脳活動地図作成

2013年4月2日
オバマ大統領は今日、オバマ政権による21世紀の大きな挑戦とされている、90億円の予算からなる”革新技術による脳研究プロジェクト”を発表した。

政府の科学担当高官はこの大統領の発案を”ヒトゲノムプロジェクト”に比較する。この発案の目的は、何百万もの脳細胞が互いに連絡する様子示す脳活動の地図を作成することにある。ヒトゲノムプロジェクトとの違い、はっきりした終点がない所であり、終点は参加した研究者に決めてもらう。しかしその作成に1年以上はかかるかも知れない。

大統領案を達成するには新しい技術が必要で、そのためには、政府民間が協力して進める必要がある。その結果達成された新しい技術がアルツハイマー、癲癇、脳の外傷、心の障害の解決に寄与するであろう。

この案は私的には”脳活動地図作成”と呼ばれていたが、公には”革新的神経科学技術による脳研究”と呼ばれることになるであろう。プロジェクトにはアメリカ国立精神衛生研究所、国防高等研究計画局、アメリカ国立科学財団が加わる予定である。
アメリカ国立衛生研究所に設置された作業班、別名”ドリームチーム”は計画、期間、目標、費用の見積もりを作成する。ロックフェラー大学のコリ・バーグマンとスタンフォード大学のウィリアム・ニューサム等がチームの指揮を取る。

このプロジェクトは、数千億円の連邦政府予算に裏づけされた広範な神経科学研究の一部でもある。金額は少しすくないが、正しく使えば神経科学の方向を変えることができるとニューサムは言う。「このプロジェクトにはまったく新しい考えを必要とする。まさにパラダイムシフトなのだ」とニューサムは言う。

現在、動物や人間の脳にワイアーを埋め込んで、ニューロンが互いに交信する様子を記録ことができるが、一度に数百程度しかできない。それを一度に数千とか数十万に高めようとすると、それには新しい理論、新しい数学、新しいコンピューター技術が必要になってくるとニューサムは言う。

大統領の決定に各方面が湧いているが、批判的意見もちらほら聞こえる。
「脳全体の地図作りとは聞こえは良いが、彼等の提案している技術では脳の解明はとても無理だろう」とエモリー大学の神経科学のドナルド・スタインは言う。
「技術の発展が先というのは逆ではないか。先ず何を調べるかを決め、次にどうやって測定するかを考える。コンセプトが先で、技術がそれを追うべきです」と彼は言う。

しかし大統領の発案を支持する人たちの中には、このプロジェクトを、1950年代のソ連のスプートニク衛星打ち上げに例える人がいる。あの時はアメリカは大変なショックを受けて月に最初に到達する決意をした。
「今や時代が違う。ナノテクノロジーを駆使して脳活動の地図を作るべき時に来ている」とカリフォルニア技術研究所のマイケル・ルークは言う。

オバマ政権が支出する金額はヒトゲノムプロジェクトに比べれば少ないが、それでもこのプロジェクトが及ぼす影響は各方面に大きいと言われている。

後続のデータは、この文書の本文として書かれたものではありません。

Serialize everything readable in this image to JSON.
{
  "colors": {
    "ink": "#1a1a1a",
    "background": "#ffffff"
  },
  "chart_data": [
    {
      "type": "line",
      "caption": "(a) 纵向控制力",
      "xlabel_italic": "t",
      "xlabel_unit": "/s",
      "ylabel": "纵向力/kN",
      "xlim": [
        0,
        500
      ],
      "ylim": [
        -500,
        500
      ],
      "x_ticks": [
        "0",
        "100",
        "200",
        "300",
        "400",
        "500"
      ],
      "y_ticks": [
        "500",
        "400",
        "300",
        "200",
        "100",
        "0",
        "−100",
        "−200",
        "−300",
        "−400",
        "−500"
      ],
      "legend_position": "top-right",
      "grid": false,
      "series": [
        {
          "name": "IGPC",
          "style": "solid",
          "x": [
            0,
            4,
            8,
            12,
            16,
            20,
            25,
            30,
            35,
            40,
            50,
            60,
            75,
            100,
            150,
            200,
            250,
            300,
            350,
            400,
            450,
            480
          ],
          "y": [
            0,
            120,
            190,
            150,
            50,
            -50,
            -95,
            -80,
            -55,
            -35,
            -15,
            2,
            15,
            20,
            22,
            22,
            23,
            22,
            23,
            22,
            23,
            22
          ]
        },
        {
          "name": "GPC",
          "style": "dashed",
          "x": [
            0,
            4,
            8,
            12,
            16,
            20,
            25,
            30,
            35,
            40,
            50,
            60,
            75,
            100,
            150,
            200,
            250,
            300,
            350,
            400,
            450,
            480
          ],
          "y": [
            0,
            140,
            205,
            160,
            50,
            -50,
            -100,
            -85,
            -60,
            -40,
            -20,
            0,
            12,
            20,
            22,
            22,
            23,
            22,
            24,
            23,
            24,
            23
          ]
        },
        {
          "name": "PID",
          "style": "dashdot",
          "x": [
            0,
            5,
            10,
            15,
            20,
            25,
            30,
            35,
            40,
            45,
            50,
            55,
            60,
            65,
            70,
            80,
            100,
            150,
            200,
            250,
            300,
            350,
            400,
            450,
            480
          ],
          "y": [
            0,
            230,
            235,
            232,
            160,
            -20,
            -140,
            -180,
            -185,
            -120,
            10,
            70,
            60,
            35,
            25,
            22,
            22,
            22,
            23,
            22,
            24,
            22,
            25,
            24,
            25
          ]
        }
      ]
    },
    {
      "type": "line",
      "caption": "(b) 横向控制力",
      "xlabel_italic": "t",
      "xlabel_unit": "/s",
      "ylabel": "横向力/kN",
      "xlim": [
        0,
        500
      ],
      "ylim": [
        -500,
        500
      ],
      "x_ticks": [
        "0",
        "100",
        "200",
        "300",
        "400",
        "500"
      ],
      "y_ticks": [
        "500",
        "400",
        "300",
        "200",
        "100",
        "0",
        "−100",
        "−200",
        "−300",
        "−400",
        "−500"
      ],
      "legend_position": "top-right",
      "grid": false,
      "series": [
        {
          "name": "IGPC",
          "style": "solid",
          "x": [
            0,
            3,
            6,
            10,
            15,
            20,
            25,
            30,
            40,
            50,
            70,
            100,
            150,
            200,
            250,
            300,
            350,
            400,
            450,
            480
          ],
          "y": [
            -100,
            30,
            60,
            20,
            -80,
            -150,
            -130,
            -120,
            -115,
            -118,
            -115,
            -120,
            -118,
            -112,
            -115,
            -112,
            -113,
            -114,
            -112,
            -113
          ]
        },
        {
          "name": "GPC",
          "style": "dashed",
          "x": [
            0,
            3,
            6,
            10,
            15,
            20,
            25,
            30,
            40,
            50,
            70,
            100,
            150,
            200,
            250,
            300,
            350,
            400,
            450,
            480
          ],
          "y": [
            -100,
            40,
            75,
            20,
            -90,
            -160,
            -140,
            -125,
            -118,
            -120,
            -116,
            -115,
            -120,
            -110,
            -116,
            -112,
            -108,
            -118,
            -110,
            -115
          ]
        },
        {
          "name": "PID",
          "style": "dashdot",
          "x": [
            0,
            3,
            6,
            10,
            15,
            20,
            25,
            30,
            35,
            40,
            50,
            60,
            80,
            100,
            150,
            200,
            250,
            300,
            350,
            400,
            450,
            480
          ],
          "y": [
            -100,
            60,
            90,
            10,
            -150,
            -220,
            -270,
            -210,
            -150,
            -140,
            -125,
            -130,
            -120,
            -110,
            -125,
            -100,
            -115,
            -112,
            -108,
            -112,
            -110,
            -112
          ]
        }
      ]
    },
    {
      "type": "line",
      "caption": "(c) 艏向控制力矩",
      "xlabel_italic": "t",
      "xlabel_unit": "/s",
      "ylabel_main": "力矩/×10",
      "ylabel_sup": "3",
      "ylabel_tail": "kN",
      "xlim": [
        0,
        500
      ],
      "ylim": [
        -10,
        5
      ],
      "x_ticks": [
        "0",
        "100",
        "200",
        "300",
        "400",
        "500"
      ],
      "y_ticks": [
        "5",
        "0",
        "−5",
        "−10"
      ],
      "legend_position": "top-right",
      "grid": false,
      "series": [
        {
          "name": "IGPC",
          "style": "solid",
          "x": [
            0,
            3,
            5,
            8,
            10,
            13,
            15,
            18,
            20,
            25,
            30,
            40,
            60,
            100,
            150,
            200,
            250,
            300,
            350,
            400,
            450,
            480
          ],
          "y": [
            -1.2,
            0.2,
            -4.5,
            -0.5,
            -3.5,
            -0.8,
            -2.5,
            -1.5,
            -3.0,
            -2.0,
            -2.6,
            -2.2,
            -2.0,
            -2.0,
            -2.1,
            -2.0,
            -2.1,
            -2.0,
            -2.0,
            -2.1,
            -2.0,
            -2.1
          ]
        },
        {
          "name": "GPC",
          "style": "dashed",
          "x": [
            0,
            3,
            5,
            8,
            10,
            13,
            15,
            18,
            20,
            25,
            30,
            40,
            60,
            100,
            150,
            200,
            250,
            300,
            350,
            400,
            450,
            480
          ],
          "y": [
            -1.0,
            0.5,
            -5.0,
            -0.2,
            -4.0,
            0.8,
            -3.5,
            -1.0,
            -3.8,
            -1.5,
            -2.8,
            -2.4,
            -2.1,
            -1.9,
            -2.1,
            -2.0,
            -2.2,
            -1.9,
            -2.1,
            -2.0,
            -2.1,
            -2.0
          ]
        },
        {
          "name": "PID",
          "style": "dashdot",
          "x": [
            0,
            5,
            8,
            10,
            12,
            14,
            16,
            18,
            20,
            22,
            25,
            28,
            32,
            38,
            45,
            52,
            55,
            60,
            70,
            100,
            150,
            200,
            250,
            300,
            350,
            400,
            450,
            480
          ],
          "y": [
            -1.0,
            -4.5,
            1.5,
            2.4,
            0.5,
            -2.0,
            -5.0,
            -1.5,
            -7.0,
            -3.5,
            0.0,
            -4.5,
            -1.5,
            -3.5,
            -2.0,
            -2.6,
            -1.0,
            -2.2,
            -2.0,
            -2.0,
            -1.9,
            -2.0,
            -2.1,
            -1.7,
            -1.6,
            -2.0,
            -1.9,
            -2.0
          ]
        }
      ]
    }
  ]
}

カリフォルニアのソーク研究所もこのプロジェクトに資金を出している。研究所のコンピューター生物学研究室のテレンス・セジノスキーは、影響はカリフォルニア大学サンディエゴ・キャンパスにまで及ぶであろうと言う。「学長も興奮して投資しようと言っている。教職員を増やして大学を拡大するチャンスです」とセジノスキーは言う。

この発案はそもそも2011年9月ロンドンで催された神経科学者とナノ技術科学者の学際的会合で最初に提起された。この会合は、次の科学大発見は学際的研究から起きると信じているカブリ財団分子生物学者のミヨン・チュンが取り仕切った。
「最近政府の科学への支出は少なく沈滞しています。これを打ち破るには皆が目を覚ますようなプロジェクトが必要です。”脳活動地図作成プロジェクト”はこれにぴったりでしょう」と彼女は述べる。